Анна Матвеевна взяла мужа за руку и подвела его к Изабелле и Артему. Те встали навстречу, и Анна Матвеевна торжественно произнесла:
— Вот, Алешенька, внучка наша. Изабеллой ее зовут, а я зову Белочкой. А это — жених ее, Артемий Кузьмич. Я уж их благословила, и родители Артема тоже против их союза не возражают. Осталось дело за тобой.
Алексей Митрофанович внимательно посмотрел на Изабеллу. Его взгляд стал напряженным и словно что-то искал в лице Изабеллы, словно бы хотел он увидеть совсем другое лицо. И не увидев его, он перевел слегка растерянный взгляд на Анну Матвеевну.
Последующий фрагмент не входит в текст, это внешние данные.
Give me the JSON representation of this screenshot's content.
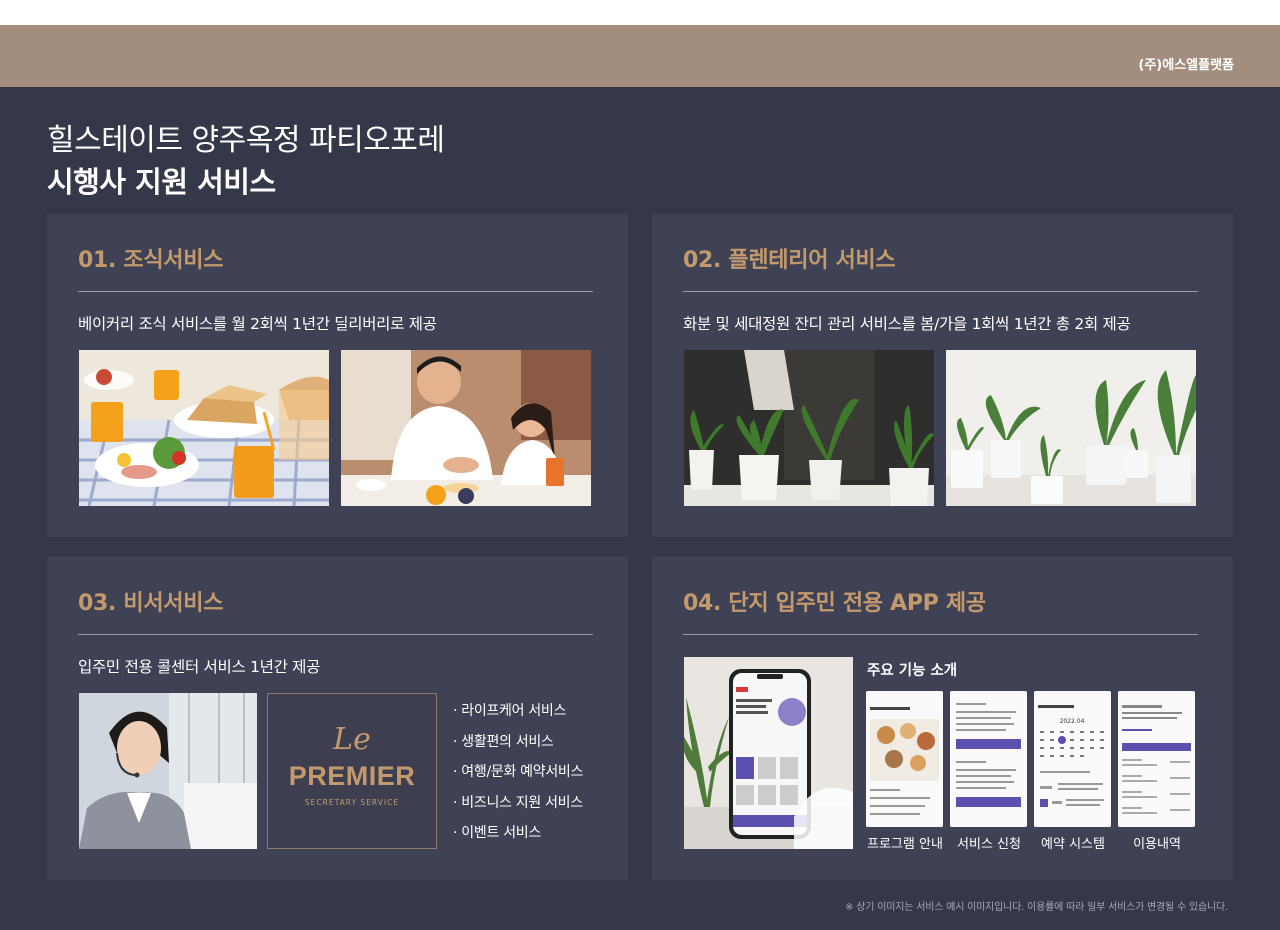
{
  "header": {
    "company": "(주)에스엘플랫폼"
  },
  "title": {
    "line1": "힐스테이트 양주옥정 파티오포레",
    "line2": "시행사 지원 서비스"
  },
  "cards": [
    {
      "title": "01.  조식서비스",
      "desc": "베이커리 조식 서비스를 월 2회씩 1년간 딜리버리로 제공"
    },
    {
      "title": "02. 플렌테리어 서비스",
      "desc": "화분 및 세대정원 잔디 관리 서비스를 봄/가을 1회씩 1년간 총 2회 제공"
    },
    {
      "title": "03. 비서서비스",
      "desc": "입주민 전용 콜센터 서비스 1년간 제공",
      "logo": {
        "script": "Le",
        "main": "PREMIER",
        "sub": "SECRETARY SERVICE"
      },
      "services": [
        "· 라이프케어 서비스",
        "· 생활편의 서비스",
        "· 여행/문화 예약서비스",
        "· 비즈니스 지원 서비스",
        "· 이벤트 서비스"
      ]
    },
    {
      "title": "04. 단지 입주민 전용 APP 제공",
      "feature_heading": "주요 기능 소개",
      "screens": [
        "프로그램 안내",
        "서비스 신청",
        "예약 시스템",
        "이용내역"
      ],
      "calendar_month": "2022.04"
    }
  ],
  "footnote": "※ 상기 이미지는 서비스 예시 이미지입니다. 이용률에 따라 일부 서비스가 변경될 수 있습니다.",
  "colors": {
    "background": "#353849",
    "card": "#3f4255",
    "accent": "#c49a6c",
    "band": "#a28d7e",
    "app_purple": "#5b4fb0"
  }
}
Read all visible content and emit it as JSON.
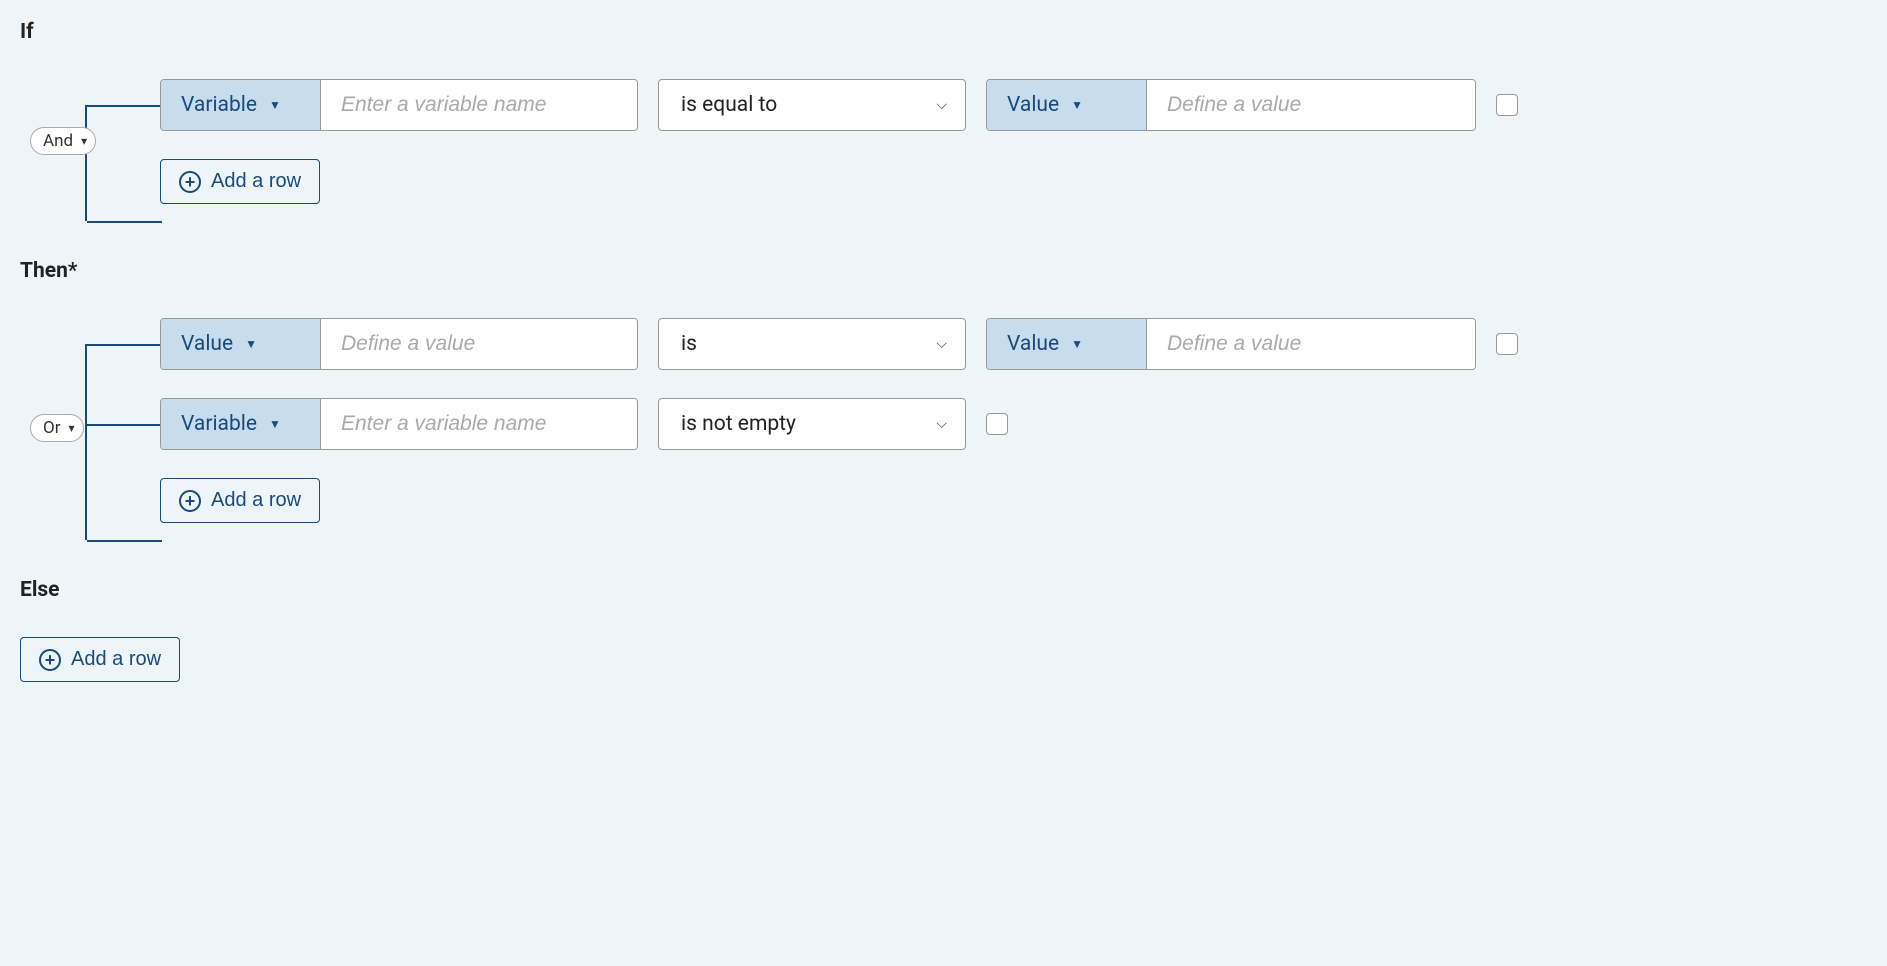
{
  "sections": {
    "if": {
      "label": "If",
      "connector": "And",
      "rows": [
        {
          "left_type": "Variable",
          "left_placeholder": "Enter a variable name",
          "operator": "is equal to",
          "has_right": true,
          "right_type": "Value",
          "right_placeholder": "Define a value"
        }
      ],
      "add_label": "Add a row"
    },
    "then": {
      "label": "Then*",
      "connector": "Or",
      "rows": [
        {
          "left_type": "Value",
          "left_placeholder": "Define a value",
          "operator": "is",
          "has_right": true,
          "right_type": "Value",
          "right_placeholder": "Define a value"
        },
        {
          "left_type": "Variable",
          "left_placeholder": "Enter a variable name",
          "operator": "is not empty",
          "has_right": false
        }
      ],
      "add_label": "Add a row"
    },
    "else": {
      "label": "Else",
      "add_label": "Add a row"
    }
  }
}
Она все поняла и, тяжело вздохнув, произнесла:
— Знаю, Алешенька, знаю, что хотел ты увидеть здесь не только нас. Но, видно, так на роду нам написано. Нет с нами больше нашей Марьюшки, в прошлом году заболела она сильно и господь прибрал. — Взгляд Анны Матвеевны, которым она теперь смотрела на мужа, был беспомощным и даже виноватым. Словно бы она сама винила себя в том, что не смогла уберечь дочку, а теперь, вот, приходится отчитываться за это перед ее отцом.
Ознакомительная версия.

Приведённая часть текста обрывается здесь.